The name "conservatism" conveys its political aim quite clearly: It aims to conserve. But what happens when conservatives come to despise pretty much everything about the world around them?
That question comes to mind in reading a statement by the editors of American Greatness on the occasion of the website's fifth anniversary. A scrappier, lower-brow spin-off from the now-fully-Trumpfied Claremont Institute, AG publishes essays that ape the five-alarm-fire rhetoric that Michael Anton deployed so potently in his September 2016 essay "The Flight 93 Election." So it isn't especially surprising that their anniversary statement includes this line: "to the extent that the American political and cultural scene requires not conservation but disruption, we're not conservative at all. We started this publication not to vindicate the status quo, but to obliterate it and build something better." (Italics in original.)

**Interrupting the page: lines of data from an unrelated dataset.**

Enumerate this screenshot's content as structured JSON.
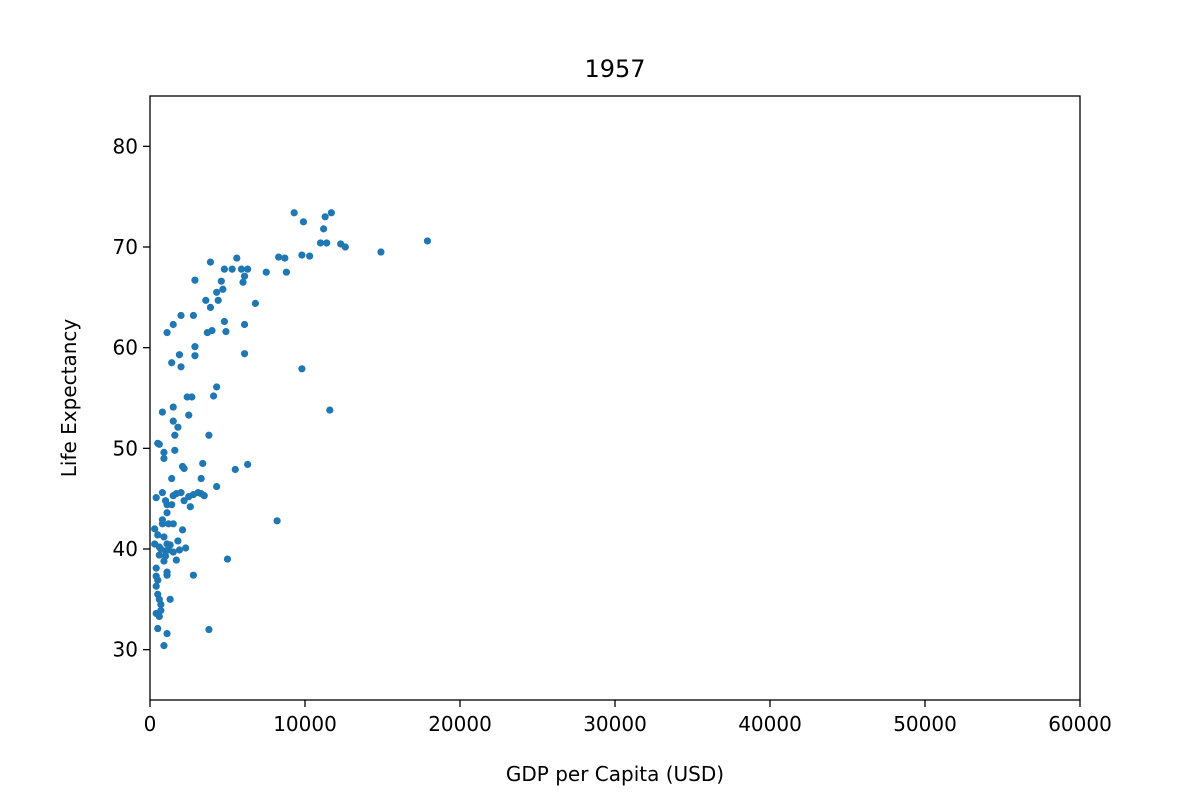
{
  "chart_data": {
    "type": "scatter",
    "title": "1957",
    "xlabel": "GDP per Capita (USD)",
    "ylabel": "Life Expectancy",
    "xlim": [
      0,
      60000
    ],
    "ylim": [
      25,
      85
    ],
    "xticks": [
      0,
      10000,
      20000,
      30000,
      40000,
      50000,
      60000
    ],
    "yticks": [
      30,
      40,
      50,
      60,
      70,
      80
    ],
    "grid": false,
    "marker_color": "#1f77b4",
    "series": [
      {
        "points": [
          [
            9300,
            73.4
          ],
          [
            11700,
            73.4
          ],
          [
            9900,
            72.5
          ],
          [
            11300,
            73.0
          ],
          [
            11200,
            71.8
          ],
          [
            11000,
            70.4
          ],
          [
            11400,
            70.4
          ],
          [
            12300,
            70.3
          ],
          [
            12600,
            70.0
          ],
          [
            17900,
            70.6
          ],
          [
            14900,
            69.5
          ],
          [
            9800,
            69.2
          ],
          [
            10300,
            69.1
          ],
          [
            8300,
            69.0
          ],
          [
            8700,
            68.9
          ],
          [
            5600,
            68.9
          ],
          [
            3900,
            68.5
          ],
          [
            4800,
            67.8
          ],
          [
            5300,
            67.8
          ],
          [
            5900,
            67.8
          ],
          [
            6300,
            67.8
          ],
          [
            7500,
            67.5
          ],
          [
            8800,
            67.5
          ],
          [
            6100,
            67.1
          ],
          [
            6000,
            66.5
          ],
          [
            2900,
            66.7
          ],
          [
            4600,
            66.6
          ],
          [
            4300,
            65.5
          ],
          [
            4700,
            65.8
          ],
          [
            4400,
            64.7
          ],
          [
            3600,
            64.7
          ],
          [
            3900,
            64.0
          ],
          [
            6800,
            64.4
          ],
          [
            2000,
            63.2
          ],
          [
            2800,
            63.2
          ],
          [
            1500,
            62.3
          ],
          [
            4800,
            62.6
          ],
          [
            6100,
            62.3
          ],
          [
            1100,
            61.5
          ],
          [
            3700,
            61.5
          ],
          [
            4000,
            61.7
          ],
          [
            4900,
            61.6
          ],
          [
            2900,
            60.1
          ],
          [
            1900,
            59.3
          ],
          [
            2900,
            59.2
          ],
          [
            6100,
            59.4
          ],
          [
            1400,
            58.5
          ],
          [
            2000,
            58.1
          ],
          [
            9800,
            57.9
          ],
          [
            4300,
            56.1
          ],
          [
            4100,
            55.2
          ],
          [
            2400,
            55.1
          ],
          [
            2700,
            55.1
          ],
          [
            1500,
            54.1
          ],
          [
            800,
            53.6
          ],
          [
            2500,
            53.3
          ],
          [
            11600,
            53.8
          ],
          [
            1500,
            52.7
          ],
          [
            1800,
            52.1
          ],
          [
            1600,
            51.3
          ],
          [
            3800,
            51.3
          ],
          [
            500,
            50.5
          ],
          [
            600,
            50.4
          ],
          [
            900,
            49.6
          ],
          [
            1600,
            49.8
          ],
          [
            900,
            49.0
          ],
          [
            3400,
            48.5
          ],
          [
            6300,
            48.4
          ],
          [
            2100,
            48.2
          ],
          [
            2200,
            48.0
          ],
          [
            5500,
            47.9
          ],
          [
            1400,
            47.0
          ],
          [
            3300,
            47.0
          ],
          [
            4300,
            46.2
          ],
          [
            800,
            45.6
          ],
          [
            1700,
            45.5
          ],
          [
            2000,
            45.6
          ],
          [
            3100,
            45.6
          ],
          [
            1500,
            45.3
          ],
          [
            3300,
            45.5
          ],
          [
            3500,
            45.3
          ],
          [
            400,
            45.1
          ],
          [
            2500,
            45.2
          ],
          [
            2800,
            45.4
          ],
          [
            1000,
            44.8
          ],
          [
            2200,
            44.8
          ],
          [
            1100,
            44.4
          ],
          [
            1400,
            44.4
          ],
          [
            2600,
            44.2
          ],
          [
            800,
            42.9
          ],
          [
            8200,
            42.8
          ],
          [
            1100,
            43.6
          ],
          [
            800,
            42.5
          ],
          [
            1200,
            42.5
          ],
          [
            1500,
            42.5
          ],
          [
            300,
            42.0
          ],
          [
            2100,
            41.9
          ],
          [
            500,
            41.4
          ],
          [
            900,
            41.2
          ],
          [
            1100,
            40.5
          ],
          [
            300,
            40.5
          ],
          [
            600,
            40.2
          ],
          [
            1300,
            40.4
          ],
          [
            1800,
            40.8
          ],
          [
            2300,
            40.1
          ],
          [
            700,
            40.0
          ],
          [
            1000,
            39.8
          ],
          [
            1200,
            39.9
          ],
          [
            1500,
            39.7
          ],
          [
            1900,
            39.9
          ],
          [
            600,
            39.4
          ],
          [
            1000,
            39.3
          ],
          [
            1700,
            38.9
          ],
          [
            5000,
            39.0
          ],
          [
            900,
            38.8
          ],
          [
            400,
            38.1
          ],
          [
            1100,
            37.7
          ],
          [
            1100,
            37.4
          ],
          [
            2800,
            37.4
          ],
          [
            400,
            37.3
          ],
          [
            500,
            36.9
          ],
          [
            400,
            36.3
          ],
          [
            500,
            35.5
          ],
          [
            600,
            35.0
          ],
          [
            1300,
            35.0
          ],
          [
            700,
            34.5
          ],
          [
            700,
            33.9
          ],
          [
            400,
            33.6
          ],
          [
            600,
            33.3
          ],
          [
            500,
            32.1
          ],
          [
            3800,
            32.0
          ],
          [
            1100,
            31.6
          ],
          [
            900,
            30.4
          ]
        ]
      }
    ]
  }
}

The honesty is refreshing. But it's unfortunate that the authors of these sentences show so little awareness of what can happen when conservatives become revolutionaries. Germany's Weimar Republic was filled with groups making quite similar arguments and claims about the irredeemable decadence of the present order of things. Most of them considered Adolf Hitler a repulsive philistine leading a movement of thugs. Yet many nonetheless ended up supporting the National Socialists when the time came because they convinced themselves that the radicalism of the Nazis made them the most useful blunt instrument with which to smash a corrupt status quo.
If some progressives make the mistake of assuming there are "no enemies to the left," ostensible conservatives can fall prey to their own delusions, recklessly rallying behind and empowering cretins who promise to tear down the crumbling edifice of a worthless present so that beautiful castles of the imagination can be constructed in its place. But "no enemies to the right" is at least as irresponsible as its ideological opposite. One wishes the circle of writers and editors at American Greatness were self-aware and wise enough to recognize it.